The building blocks of a successful mentorship program

Over the past years, mentorship programs have become increasingly important in the workplace.

According to Sarah Kessler in her Inc. article “How to Start a Mentoring Program,’ mentoring can enhance employee satisfaction, engagement, and retention. It can also attract more talent, supplement onboarding, and provide employees with all-important guidance in their career trajectories. It can serve as an inexpensive yet effective way to transfer company-specific knowledge. Finally, it can provide potential leaders with additional leadership training and experience.

A successful mentorship program can become a valuable asset for your company. That’s why you need to know which building blocks are critical to the program’s success. Let’s take a closer look.

Building block 1: The objective

Before you start, you need to decide what the objective of the program will be. Possible choices include:

  • training or education of new employees
  • transfer of company-specific knowledge
  • retaining a more diverse workforce
  • improving upward mobility for minorities

Another approach is to allow your employees to choose the objective of their mentorship. For example, working mothers might want guidance in advancing their career without sacrificing their family, or a Baby Boomer employee might want technology training in social media or online collaboration tools.

Building block 2: Participants

Knowing which employees can participate is important to understanding the scope of the program. Some companies limit enrollment to new employees; others make participation a requirement; while yet others allow their people to decide for themselves.

The program’s objective will have an impact on the target group. For example, if you want to retain a more diverse workforce, voluntary participation could either encourage or deter employees, depending on their individual reactions to their personal experiences in the workplace. Required participation could be the best approach. Similarly, if the objective is to transfer company-specific knowledge, the most logical approach is to make participation in the program a requirement for all employees.
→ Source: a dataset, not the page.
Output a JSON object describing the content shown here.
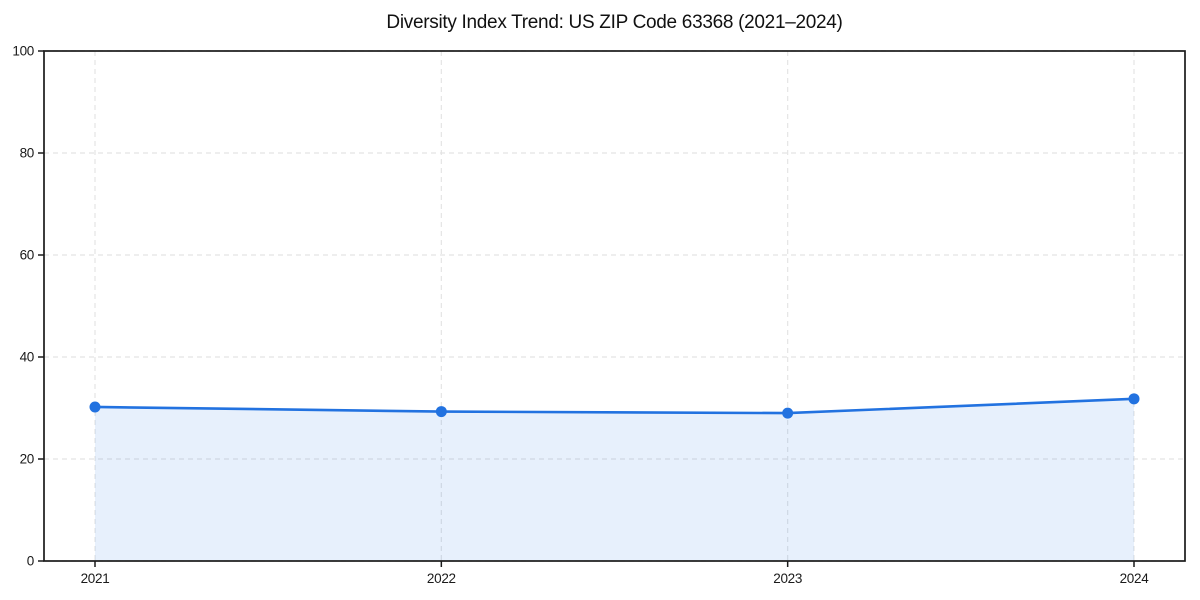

Building block 3: Duration

The length of the pairing will depend in large part on the objective of the program. Initial training and the transfer of company-specific knowledge are both goals that can be attained within a predetermined period of time. For employees, knowing that this kind of mentorship relationship has a limited duration can be a relief.

Objectives such as retaining a more diverse workforce or improving the upward mobility of minorities can be indefinite. To a certain extent, the mentor will be the mentee’s career counselor and confidant, so that’s a relationship that should become fruitful over time. When a mentee becomes discouraged or doesn’t think he or she will get a promotion, it’s the mentor’s responsibility to find a way to motivate and inspire him or her to continue on.

Building block 4: Coordination

The program will need to be coordinated properly in order for it to be effective. Coordination will involve registering and pairing participants, training, providing the necessary tools, and periodic evaluation. It will also involve dealing with participants’ concerns or complaints.

The SHRM article “Creating a Mentor Program” advises appointing one person as a program coordinator, and if necessary, a committee that assists the mentor in the implementation of the program.

Building block 5: Tools

Though it’s possible to run a program without any formal tools, it’s more efficient and effective with them. Online collaboration tools that allow mentors and mentees to interact with each other, as well as in peer groups, can form a solid support to periodic face-to-face meetings. In addition, they facilitate progress tracking.

Building block 6: Participant guidance

In order to meet expectations, both mentors and mentees need to understand their responsibilities in the mentorship relationship. The coordinator will be responsible for informing them about this. He or she will also provide handbooks or instructions as needed for any tools the program utilizes.

Building block 7: Evaluation

For any program to be successful, it needs to be regularly evaluated. Distributing questionnaires among the participants can yield insights on how it’s working for them. Applications designed to track data pertaining to the company’s objective(s) can help provide a view of what’s working and what’s not, as well as areas that can be improved.

Keep these building blocks in mind to establish a successful mentorship program that will benefit your employees, your company, and yourself.